Hélas, la solution discutée actuellement en France ne règle pas ce problème. Au contraire, elle va avoir plusieurs effets de bords, non voulus. Tout d’abord, cette taxation sera répercutée sur les consommateurs. Plusieurs études le démontrent. Le Ministre de l’économie lui-même a concédé une augmentation des prix de 0,4% sur les places de marché sur internet. Ensuite, les entreprises soumises à cette double imposition devront revoir leurs ambitions en matière d’investissements, d’innovation ou même de création d’emplois. Une taxe sur le chiffre d’affaires d’une entreprise faiblement bénéficiaire, c’est une taxe sur sa capacité d’innovation et de développement. Enfin, on peut s’interroger sur l’image que cette taxe renverra de la France à un moment où tous nos autres partenaires comme l’Espagne, la Belgique, le Portugal, mais aussi l’Australie ou encore l’Italie ont décidé de ne pas poursuivre cette idée et de plutôt soutenir une solution rapide au niveau de l’OCDE.

Monsieur le Président, cette taxe est aussi à l’opposé de l’ensemble des valeurs que vous défendez depuis de nombreuses années. Elle promeut l’unilatéralisme - voire une situation de guerre commerciale avec certains États, alors que la France entend soutenir le multilatéralisme. Les entreprises françaises présentes à l’étranger seront les premières à payer les conséquences de cette taxe. Par ailleurs, celle-ci cherche à répondre à un problème complexe par une solution avant tout politique et dont le rendement espéré ne dépassera sans doute pas 200 millions, loin des chiffres avancés sans étude d’impact sérieuse... Enfin, elle s’oppose à l’attente des Français qui, tout en soutenant le principe d’une meilleure justice fiscale, s’opposent à toute mesure fiscale qui impacterait le prix des produits, isolerait la France sur la scène internationale ou ne serait une réponse de court terme.
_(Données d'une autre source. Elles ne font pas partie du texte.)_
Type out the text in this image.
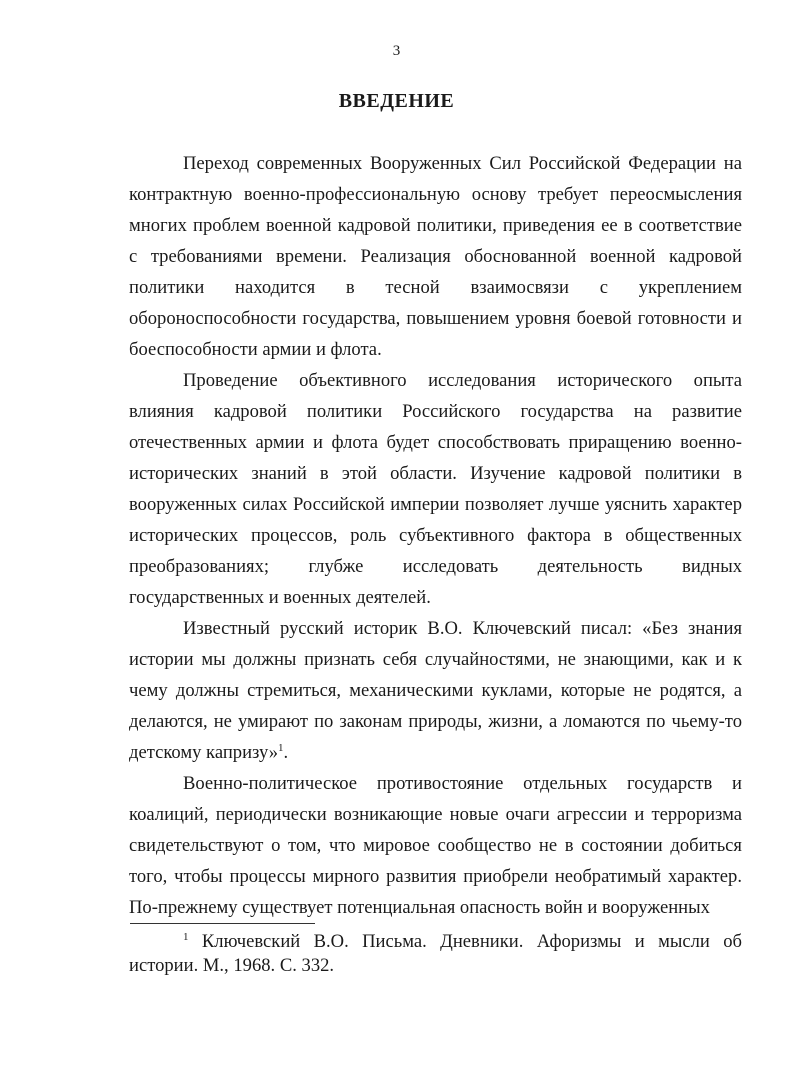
3
ВВЕДЕНИЕ

Переход современных Вооруженных Сил Российской Федерации на контрактную военно-профессиональную основу требует переосмысления многих проблем военной кадровой политики, приведения ее в соответствие с требованиями времени. Реализация обоснованной военной кадровой политики находится в тесной взаимосвязи с укреплением обороноспособности государства, повышением уровня боевой готовности и боеспособности армии и флота.

Проведение объективного исследования исторического опыта влияния кадровой политики Российского государства на развитие отечественных армии и флота будет способствовать приращению военно-исторических знаний в этой области. Изучение кадровой политики в вооруженных силах Российской империи позволяет лучше уяснить характер исторических процессов, роль субъективного фактора в общественных преобразованиях; глубже исследовать деятельность видных государственных и военных деятелей.

Известный русский историк В.О. Ключевский писал: «Без знания истории мы должны признать себя случайностями, не знающими, как и к чему должны стремиться, механическими куклами, которые не родятся, а делаются, не умирают по законам природы, жизни, а ломаются по чьему-то детскому капризу»$^1$.

Военно-политическое противостояние отдельных государств и коалиций, периодически возникающие новые очаги агрессии и терроризма свидетельствуют о том, что мировое сообщество не в состоянии добиться того, чтобы процессы мирного развития приобрели необратимый характер. По-прежнему существует потенциальная опасность войн и вооруженных

$^1$ Ключевский В.О. Письма. Дневники. Афоризмы и мысли об истории. М., 1968. С. 332.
Aujourd’hui, Monsieur le Président, il ne s’agit pas de reculer. Il s’agit d’avancer vers une solution qui permettra d’obtenir une meilleure justice fiscale, une répartition équitable de la valeur entre les divers États tout en maintenant l’attractivité de la France. La seule solution que la France devrait soutenir, c’est celle de l’OCDE. A tout le moins, il est aujourd’hui plus que nécessaire qu’une réévaluation complète de la mesure envisagée et de son impact sur la France, ses entreprises, ses consommateurs et son attractivité soit réalisée.

Lors de la campagne, vous le répétiez régulièrement : la force politique, c’est aussi de dire quand on se trompe. Cette taxe sur le numérique en est le parfait exemple. Alors que tout le monde s’accorde sur l’objectif final, la solution telle que proposée est, pour reprendre les propos d’un ancien membre du Gouvernement, la “pire des solutions”. La France, start-up nation, doit montrer l’exemple. Et non pas s’isoler.